Detroit Tigers
- Pitcher
- Born: June 4, 1996 (age 30) Lake Havasu City, Arizona, U.S.
- Bats: RightThrows: Right

KBO debut
- May 4, 2023, for the Doosan Bears

KBO statistics (through 2023 season)
- Win–loss record: 0–1
- Earned run average: 8.00
- Strikeouts: 2

Teams
- Doosan Bears (2023);

= Dylan File =

American baseball player (born 1996)

Dylan File (born June 4, 1996) is an American professional baseball pitcher in the Detroit Tigers organization. He has previously played in the KBO League for the Doosan Bears.

==Amateur career==
File attended Desert Hills High School in St. George, Utah, where he played baseball. In 2014, his senior year, he went 7–2 with a 0.63 ERA along with batting .400. Unselected in the 2015 Major League Baseball draft, he enrolled at Dixie State University where he played college baseball.

In 2015, File's freshman season at Dixie State, he appeared in 12 games (ten starts) in which he went 6–1 with a 2.63 ERA, striking out 44 over 61 2/3 innings. He was named the Pacific West Conference Freshman of the Year. As a sophomore in 2016, he started 14 games, going 6–1 with a 2.99 ERA. That summer, he played in the Northwoods League with the Wisconsin Rapids Rafters. In 2017, his junior year, File went 8–2 with a 3.58 ERA over 15 games (14 starts), striking out 75 over 93 innings, earning Pacific West Co-Pitcher of the Year.

==Professional career==
===Milwaukee Brewers===
The Milwaukee Brewers selected File in the 21st round of the 2017 Major League Baseball draft.

File signed with Milwaukee and made his professional debut with the Helena Brewers. Over 12 games (seven starts), he went 1–2 with a 4.02 ERA. In 2018, he spent the season with the Wisconsin Timber Rattlers, with whom he was named a Midwest League All-Star, and compiled an 8–10 record with a 3.96 ERA, striking out 114 over 136 1/3 innings and 25 starts. In 2019, he began the year with the Carolina Mudcats (earning Carolina League All-Star honors) before being promoted to the Biloxi Shuckers in June, with whom he finished the year.
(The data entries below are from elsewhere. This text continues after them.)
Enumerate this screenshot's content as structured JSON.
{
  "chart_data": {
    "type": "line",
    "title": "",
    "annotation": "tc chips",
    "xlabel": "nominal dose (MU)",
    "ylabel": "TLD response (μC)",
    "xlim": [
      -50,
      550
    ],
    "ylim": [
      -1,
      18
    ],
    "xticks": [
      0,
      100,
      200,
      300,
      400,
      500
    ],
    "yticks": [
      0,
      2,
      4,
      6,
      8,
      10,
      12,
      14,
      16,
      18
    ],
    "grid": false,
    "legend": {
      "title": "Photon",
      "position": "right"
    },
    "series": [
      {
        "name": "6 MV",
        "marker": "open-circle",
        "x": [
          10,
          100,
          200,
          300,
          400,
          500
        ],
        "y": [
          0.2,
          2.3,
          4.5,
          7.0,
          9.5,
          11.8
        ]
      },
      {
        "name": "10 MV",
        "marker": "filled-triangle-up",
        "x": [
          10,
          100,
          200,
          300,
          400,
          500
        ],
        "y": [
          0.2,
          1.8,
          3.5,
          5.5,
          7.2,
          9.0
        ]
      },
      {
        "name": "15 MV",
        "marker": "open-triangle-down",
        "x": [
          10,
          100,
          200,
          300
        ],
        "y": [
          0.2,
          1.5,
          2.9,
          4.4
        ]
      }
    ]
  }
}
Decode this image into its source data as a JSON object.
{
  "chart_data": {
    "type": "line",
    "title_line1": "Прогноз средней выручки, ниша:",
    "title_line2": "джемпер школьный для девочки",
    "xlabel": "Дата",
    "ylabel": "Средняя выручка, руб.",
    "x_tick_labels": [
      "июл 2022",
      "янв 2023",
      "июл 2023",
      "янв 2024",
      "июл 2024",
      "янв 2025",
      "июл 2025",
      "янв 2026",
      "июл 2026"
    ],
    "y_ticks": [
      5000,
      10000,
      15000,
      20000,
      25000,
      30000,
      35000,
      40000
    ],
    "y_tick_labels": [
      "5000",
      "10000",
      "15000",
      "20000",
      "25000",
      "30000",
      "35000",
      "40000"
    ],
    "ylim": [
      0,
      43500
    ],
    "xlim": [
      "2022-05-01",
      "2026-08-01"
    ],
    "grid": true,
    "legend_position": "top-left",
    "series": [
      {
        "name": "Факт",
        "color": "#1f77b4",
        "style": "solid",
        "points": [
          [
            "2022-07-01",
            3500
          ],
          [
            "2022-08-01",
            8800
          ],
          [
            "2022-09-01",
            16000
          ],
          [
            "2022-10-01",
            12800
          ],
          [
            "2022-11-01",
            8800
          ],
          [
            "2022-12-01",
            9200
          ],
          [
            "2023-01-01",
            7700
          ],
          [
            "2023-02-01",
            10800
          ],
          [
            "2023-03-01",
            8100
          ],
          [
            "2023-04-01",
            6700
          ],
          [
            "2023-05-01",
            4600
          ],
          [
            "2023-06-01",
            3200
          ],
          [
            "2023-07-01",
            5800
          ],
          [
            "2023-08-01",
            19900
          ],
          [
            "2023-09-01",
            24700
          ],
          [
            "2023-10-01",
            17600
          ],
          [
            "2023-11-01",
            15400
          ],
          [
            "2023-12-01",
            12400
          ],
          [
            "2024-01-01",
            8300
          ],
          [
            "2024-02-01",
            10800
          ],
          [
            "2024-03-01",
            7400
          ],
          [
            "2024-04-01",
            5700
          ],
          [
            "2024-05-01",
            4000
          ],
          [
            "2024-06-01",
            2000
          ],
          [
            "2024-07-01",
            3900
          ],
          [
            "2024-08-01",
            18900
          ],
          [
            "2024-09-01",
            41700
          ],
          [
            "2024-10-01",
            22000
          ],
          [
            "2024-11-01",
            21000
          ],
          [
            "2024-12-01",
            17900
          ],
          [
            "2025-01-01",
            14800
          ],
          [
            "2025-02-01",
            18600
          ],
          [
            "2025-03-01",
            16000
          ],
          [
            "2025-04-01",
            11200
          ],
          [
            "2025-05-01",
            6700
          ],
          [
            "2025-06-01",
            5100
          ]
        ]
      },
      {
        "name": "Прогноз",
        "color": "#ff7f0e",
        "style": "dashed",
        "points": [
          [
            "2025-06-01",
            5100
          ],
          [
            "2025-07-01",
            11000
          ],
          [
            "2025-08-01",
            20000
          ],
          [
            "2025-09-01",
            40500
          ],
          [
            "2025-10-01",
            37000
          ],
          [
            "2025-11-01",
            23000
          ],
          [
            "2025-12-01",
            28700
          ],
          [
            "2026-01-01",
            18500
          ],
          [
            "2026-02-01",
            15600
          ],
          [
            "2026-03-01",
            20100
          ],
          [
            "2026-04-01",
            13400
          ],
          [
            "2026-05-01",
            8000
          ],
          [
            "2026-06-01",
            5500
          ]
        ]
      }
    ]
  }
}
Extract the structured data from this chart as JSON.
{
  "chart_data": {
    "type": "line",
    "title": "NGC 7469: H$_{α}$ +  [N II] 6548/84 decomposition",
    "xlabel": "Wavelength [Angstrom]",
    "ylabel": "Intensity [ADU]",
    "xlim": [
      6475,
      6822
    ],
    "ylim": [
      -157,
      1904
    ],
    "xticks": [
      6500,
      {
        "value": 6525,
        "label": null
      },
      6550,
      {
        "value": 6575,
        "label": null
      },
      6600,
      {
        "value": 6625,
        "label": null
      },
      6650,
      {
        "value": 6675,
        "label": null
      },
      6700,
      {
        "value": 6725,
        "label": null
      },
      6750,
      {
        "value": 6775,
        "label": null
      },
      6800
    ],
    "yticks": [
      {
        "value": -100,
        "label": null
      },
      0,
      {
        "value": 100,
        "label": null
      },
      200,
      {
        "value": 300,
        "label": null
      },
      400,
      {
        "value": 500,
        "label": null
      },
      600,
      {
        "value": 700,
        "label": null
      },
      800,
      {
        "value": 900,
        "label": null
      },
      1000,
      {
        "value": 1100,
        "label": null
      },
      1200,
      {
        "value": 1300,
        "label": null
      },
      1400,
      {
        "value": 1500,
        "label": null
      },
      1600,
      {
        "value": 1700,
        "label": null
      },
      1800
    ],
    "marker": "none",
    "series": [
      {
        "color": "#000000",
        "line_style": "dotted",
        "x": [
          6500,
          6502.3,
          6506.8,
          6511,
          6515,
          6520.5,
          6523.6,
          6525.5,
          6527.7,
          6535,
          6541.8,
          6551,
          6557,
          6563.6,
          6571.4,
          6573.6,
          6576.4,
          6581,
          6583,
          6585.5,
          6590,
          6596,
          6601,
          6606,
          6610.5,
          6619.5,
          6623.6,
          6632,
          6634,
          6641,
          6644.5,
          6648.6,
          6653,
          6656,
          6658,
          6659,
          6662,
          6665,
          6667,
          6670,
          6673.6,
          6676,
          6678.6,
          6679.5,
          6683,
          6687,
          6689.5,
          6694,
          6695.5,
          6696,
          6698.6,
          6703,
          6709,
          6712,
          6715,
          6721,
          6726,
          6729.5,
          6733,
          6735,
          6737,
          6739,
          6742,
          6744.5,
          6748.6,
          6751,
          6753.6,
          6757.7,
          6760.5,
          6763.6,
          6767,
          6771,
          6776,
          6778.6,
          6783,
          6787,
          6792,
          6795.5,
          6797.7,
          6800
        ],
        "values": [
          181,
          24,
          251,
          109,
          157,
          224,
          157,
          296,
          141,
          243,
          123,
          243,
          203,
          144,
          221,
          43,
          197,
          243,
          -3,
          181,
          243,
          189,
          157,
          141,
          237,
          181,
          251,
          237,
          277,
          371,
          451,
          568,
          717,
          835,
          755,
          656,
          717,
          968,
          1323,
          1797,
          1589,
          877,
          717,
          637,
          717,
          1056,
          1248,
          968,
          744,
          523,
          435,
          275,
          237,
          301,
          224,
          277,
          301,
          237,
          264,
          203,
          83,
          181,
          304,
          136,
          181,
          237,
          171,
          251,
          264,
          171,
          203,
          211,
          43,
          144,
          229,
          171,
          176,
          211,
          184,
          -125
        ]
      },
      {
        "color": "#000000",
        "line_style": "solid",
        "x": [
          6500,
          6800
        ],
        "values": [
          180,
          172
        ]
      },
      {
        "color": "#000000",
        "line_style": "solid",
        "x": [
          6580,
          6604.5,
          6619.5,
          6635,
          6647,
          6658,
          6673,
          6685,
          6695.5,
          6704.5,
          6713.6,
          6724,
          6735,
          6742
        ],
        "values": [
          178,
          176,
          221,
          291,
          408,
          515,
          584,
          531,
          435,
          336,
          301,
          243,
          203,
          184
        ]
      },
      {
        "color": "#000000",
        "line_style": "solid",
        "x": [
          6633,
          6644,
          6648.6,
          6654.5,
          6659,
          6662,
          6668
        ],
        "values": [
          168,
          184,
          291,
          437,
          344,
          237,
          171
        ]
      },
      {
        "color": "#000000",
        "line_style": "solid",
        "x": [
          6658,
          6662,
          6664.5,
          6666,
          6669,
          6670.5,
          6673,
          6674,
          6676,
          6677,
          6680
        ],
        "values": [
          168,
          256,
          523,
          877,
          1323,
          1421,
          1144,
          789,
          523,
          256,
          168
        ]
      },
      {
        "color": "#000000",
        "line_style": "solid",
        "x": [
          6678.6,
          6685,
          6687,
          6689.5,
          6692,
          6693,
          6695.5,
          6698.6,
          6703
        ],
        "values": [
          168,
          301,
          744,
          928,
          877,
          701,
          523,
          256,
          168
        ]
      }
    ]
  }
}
Over 26 starts between both teams, File pitched to a 15–6 record with a 3.24 ERA, collecting 136 strikeouts over 147 innings.

File did not play a minor league game in 2020 due to the cancellation of the minor league season caused by the COVID-19 pandemic. The Brewers added him to their 40-man roster after the season. In February 2021, File underwent surgery to repair a stress fracture in his right elbow, forcing him to miss the beginning of the 2021 season. He was placed on the 60-day injured list on May 2. He was activated in early July and was assigned to the Nashville Sounds of the Triple-A East. Over 13 starts, File went 2–5 with a 5.36 ERA and 45 strikeouts over 50 1/3 innings. He was assigned back to Nashville to begin the 2022 season. He was outrighted off the 40-man roster on May 23, 2022. File was released after the season on November 15.

===Doosan Bears===
On November 16, 2022, File signed a contract with the Doosan Bears of the KBO League. In late February 2023, File took a comebacker to the head during a live batting practice session in Australia and missed the beginning of the season. On May 4, File made his KBO debut, allowing five runs and five hits against the Hanwha Eagles. His second and final start with the Bears saw him give up four runs (three earned) and five hits in five innings pitched against the Lotte Giants. He later experienced elbow problems and was released by the Bears on June 8.

===Arizona Diamondbacks===
On January 20, 2024, File signed a minor league contract with the Arizona Diamondbacks. In 21 games (20 starts) split between the Double-A Amarillo Sod Poodles and Triple-A Reno Aces, he accumulated a 5-10 record and 5.27 ERA with 74 strikeouts across 107 2/3 innings pitched. File elected free agency following the season on November 4.

===Seattle Mariners===
On January 2, 2025, File signed a minor league contract with the Seattle Mariners. He made 28 appearances (24 starts) split between the Double-A Arkansas Travelers and Triple-A Tacoma Rainiers, posting a combined 8-4 record and 4.70 ERA with 100 strikeouts across 130 1/3 innings pitched. File elected free agency following the season on November 6.

===Detroit Tigers===
On December 19, 2025, File signed a minor league contract with the Detroit Tigers. He was assigned to the Triple-A Toledo Mud Hens for the 2026 season and appeared in 28 games (27 starts) in which he had a 7-11 record, a 5.28 ERA, and 102 strikeouts across 131 1/3 innings pitched.